I am a linguist, in the process of getting my PhD at the University of Pennsylvania. My research interests are eclectic and interdisciplinary: I am primarily interested in language change and variation, but it's hard to find a topic in linguistics I'm not fascinated by.

My current research interests include Game Theoretic approaches to Pragmatics (specifically, implicature, 'dog whistle,'  euphemism, and microaggression), Evolutionary Game Theoretic approaches to modeling language change and variation, social stratification in language, various topics in African American Vernacular English, and tonal phenomena (primarily in Mandarin).

My advisors are Robin Clark and William Labov.

I came to linguistics late.

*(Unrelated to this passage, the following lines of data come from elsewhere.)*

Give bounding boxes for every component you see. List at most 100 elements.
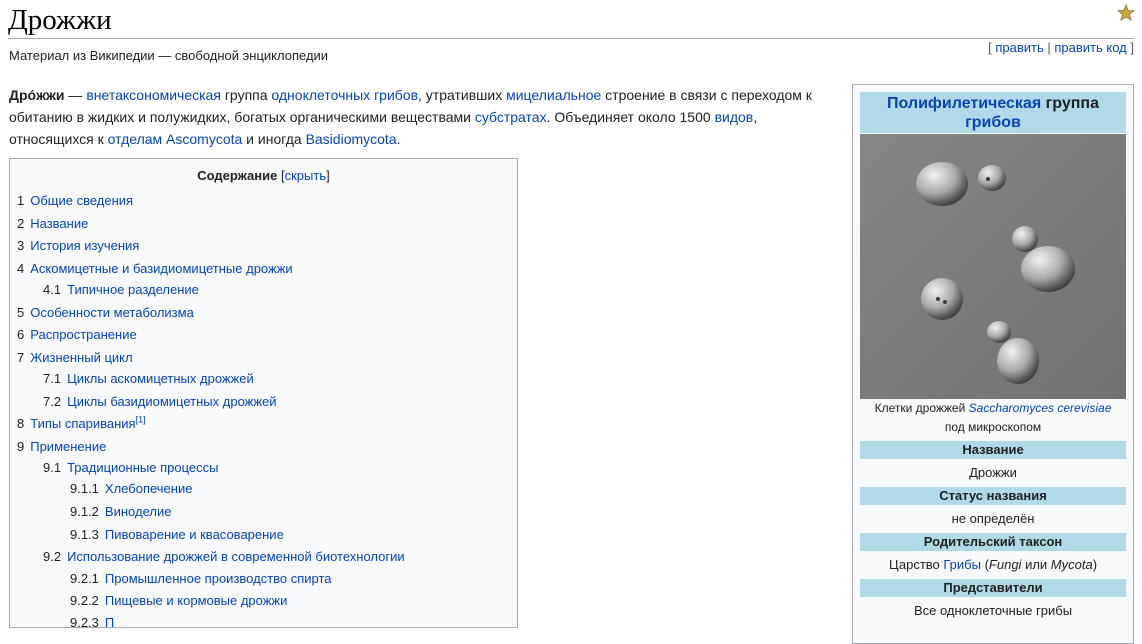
- toc-item[interactable]: 9.1.1 Хлебопечение: [70, 481, 192, 496]
- toc-item[interactable]: 9 Применение: [17, 439, 106, 454]
- infobox-value-name: Дрожжи: [969, 465, 1017, 480]
- toc-link[interactable]: История изучения: [30, 238, 139, 253]
- toc-link-text: Циклы базидиомицетных дрожжей: [67, 394, 277, 409]
- toc-link-text: Хлебопечение: [104, 481, 193, 496]
- toc-link[interactable]: Типы спаривания[1]: [30, 415, 146, 431]
- toc-link[interactable]: Аскомицетные и базидиомицетные дрожжи: [30, 261, 292, 276]
- link-vidov[interactable]: видов: [715, 109, 754, 125]
- toc-link[interactable]: Виноделие: [105, 504, 172, 519]
- toc-item[interactable]: 7 Жизненный цикл: [17, 350, 133, 365]
- infobox-header-link-fungi[interactable]: грибов: [965, 114, 1021, 131]
- toc-number: 9.1.2: [70, 504, 99, 519]
- toc-item[interactable]: 9.2.2 Пищевые и кормовые дрожжи: [70, 593, 287, 608]
- infobox-label-parent-taxon: Родительский таксон: [860, 533, 1126, 551]
- toc-number: 1: [17, 193, 25, 208]
- toc-item[interactable]: 7.1 Циклы аскомицетных дрожжей: [43, 371, 254, 386]
- toc-link[interactable]: Промышленное производство спирта: [105, 571, 332, 586]
- link-gribov[interactable]: грибов: [374, 87, 418, 103]
- taxon-latin: Fungi: [988, 557, 1022, 572]
- toc-item[interactable]: 8 Типы спаривания[1]: [17, 415, 146, 431]
- toc-link[interactable]: Циклы аскомицетных дрожжей: [67, 371, 254, 386]
- link-substratah[interactable]: субстратах: [475, 109, 547, 125]
- taxon-text: или: [1021, 557, 1051, 572]
- edit-code-link[interactable]: править код: [1054, 40, 1126, 55]
- toc-link-text: Циклы аскомицетных дрожжей: [67, 371, 254, 386]
- caption-text: Клетки дрожжей: [874, 401, 969, 415]
- toc-number: 8: [17, 416, 25, 432]
- toc-item[interactable]: 9.1 Традиционные процессы: [43, 460, 218, 475]
- infobox-header-link[interactable]: Полифилетическая: [887, 95, 1041, 112]
- toc-link[interactable]: Распространение: [30, 327, 136, 342]
- toc-link[interactable]: Традиционные процессы: [67, 460, 218, 475]
- toc-link-text: Пивоварение и квасоварение: [104, 527, 284, 542]
- intro-text: и иногда: [242, 131, 306, 147]
- footnote-ref[interactable]: [1]: [136, 415, 146, 425]
- link-otdelam[interactable]: отделам: [108, 131, 163, 147]
- infobox-header-text: группа: [1041, 95, 1099, 112]
- toc-link[interactable]: Жизненный цикл: [30, 350, 132, 365]
- toc-link[interactable]: Типичное разделение: [67, 282, 199, 297]
- toc-number: 9.2: [43, 549, 62, 564]
- toc-bracket: [: [277, 168, 285, 183]
- toc-link[interactable]: Общие сведения: [30, 193, 133, 208]
- toc-link-text: История изучения: [30, 238, 140, 253]
- toc-link[interactable]: Циклы базидиомицетных дрожжей: [67, 394, 276, 409]
- infobox-value-representatives: Все одноклеточные грибы: [913, 603, 1073, 618]
- link-odnokletochnyh[interactable]: одноклеточных: [271, 87, 370, 103]
- toc-item[interactable]: 5 Особенности метаболизма: [17, 305, 194, 320]
- edit-links: [ править | править код ]: [988, 40, 1134, 55]
- link-ascomycota[interactable]: Ascomycota: [166, 131, 242, 147]
- toc-hide-toggle[interactable]: скрыть: [285, 168, 327, 183]
- toc-number: 2: [17, 216, 25, 231]
- title-divider: [8, 38, 1134, 39]
- toc-item[interactable]: 9.1.2 Виноделие: [70, 504, 171, 519]
- intro-text: группа: [220, 87, 272, 103]
- toc-link[interactable]: Пивоварение и квасоварение: [105, 527, 284, 542]
- link-basidiomycota[interactable]: Basidiomycota: [306, 131, 397, 147]
- toc-link-text: Пищевые и кормовые дрожжи: [104, 593, 288, 608]
- infobox-label-name: Название: [860, 441, 1126, 459]
- toc-link-text: Аскомицетные и базидиомицетные дрожжи: [30, 261, 293, 276]
- toc-link-text: Жизненный цикл: [30, 350, 133, 365]
- taxon-fungi-link[interactable]: Грибы: [943, 557, 981, 572]
- toc-link-text: Виноделие: [104, 504, 172, 519]
- toc-number: 9.1.3: [70, 527, 99, 542]
- infobox-label-representatives: Представители: [860, 579, 1126, 597]
- toc-link-text: Промышленное производство спирта: [104, 571, 332, 586]
- yeast-micrograph-image[interactable]: [860, 134, 1126, 399]
- taxon-text: ): [1092, 557, 1098, 572]
- toc-link[interactable]: Применение: [30, 439, 106, 454]
- toc-link[interactable]: Хлебопечение: [105, 481, 193, 496]
- edit-link[interactable]: править: [995, 40, 1043, 55]
- toc-number: 4: [17, 261, 25, 276]
- toc-item[interactable]: 2 Название: [17, 216, 88, 231]
- toc-item[interactable]: 9.2 Использование дрожжей в современной б…: [43, 549, 405, 564]
- toc-item[interactable]: 3 История изучения: [17, 238, 139, 253]
- link-micelialnoe[interactable]: мицелиальное: [506, 87, 601, 103]
- link-vnetaksonomicheskaya[interactable]: внетаксономическая: [86, 87, 221, 103]
- toc-link[interactable]: Особенности метаболизма: [30, 305, 194, 320]
- toc-link[interactable]: Использование дрожжей в современной биот…: [67, 549, 405, 564]
- caption-text: под микроскопом: [944, 420, 1042, 434]
- term-bold: Дро́жжи: [9, 87, 65, 103]
- toc-number: 7.1: [43, 371, 62, 386]
- toc-item[interactable]: 4 Аскомицетные и базидиомицетные дрожжи: [17, 261, 293, 276]
- toc-item[interactable]: 7.2 Циклы базидиомицетных дрожжей: [43, 394, 277, 409]
- toc-link[interactable]: Название: [30, 216, 88, 231]
- toc-bracket: ]: [326, 168, 330, 183]
- site-tagline: Материал из Википедии — свободной энцикл…: [9, 48, 329, 63]
- toc-item[interactable]: 9.2.1 Промышленное производство спирта: [70, 571, 332, 586]
- intro-text: .: [396, 131, 401, 147]
- intro-paragraph: Дро́жжи — внетаксономическая группа одно…: [9, 84, 824, 150]
- toc-link[interactable]: Пищевые и кормовые дрожжи: [105, 593, 287, 608]
- caption-species-link[interactable]: Saccharomyces cerevisiae: [969, 401, 1112, 415]
- toc-item[interactable]: 6 Распространение: [17, 327, 137, 342]
- toc-item[interactable]: 1 Общие сведения: [17, 193, 133, 208]
- intro-text: —: [64, 87, 87, 103]
- toc-item[interactable]: 4.1 Типичное разделение: [43, 282, 199, 297]
- featured-star-icon[interactable]: [1117, 4, 1135, 22]
- edit-sep: |: [1043, 40, 1055, 55]
- taxon-latin: Mycota: [1050, 557, 1093, 572]
- intro-text: , утративших: [418, 87, 507, 103]
- toc-item[interactable]: 9.1.3 Пивоварение и квасоварение: [70, 527, 284, 542]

I spent the last 10 years as a struggling jazz musician (what jazz musician isn't?) and more recently as a research assistant and facilitator for a consulting firm that specializes in high performance through effective management of diverse workforces -- with a significant number of government and military clients.


Current Research

I am always working on a number of projects. Current projects are:

 

Describing the emergence of new pronouns in AAVE;

tracing emerging standards in social media writing and evaluating the extent to which they can tell us something about Phonology (and by extension, dialect geography) in both AAVE and Persian;

modeling 'microaggression' as a Bayesian Signaling Game;

THIS IS NOT MY BOAT. WHO PUT THIS HERE? MOVE YOUR BOAT, BUDDY.

Using Evolutionary Game Theory and Distributed Morphology to model verbal suppletion as competing strategies in a verbal ecology, and testing the model against the historical record for Latin and its daughters;

Modeling the 'euphemism treadmill' as predation in a lexical ecology,

...and a ton of others, including a large, super-secret project on court-reporter comprehension and transcription faithfulness of AAVE, with a team that includes members of the U Penn linguistics department, the Wharton School of Economics, Philadelphia Lawyers for Social Equity, and the NYU Sociology department.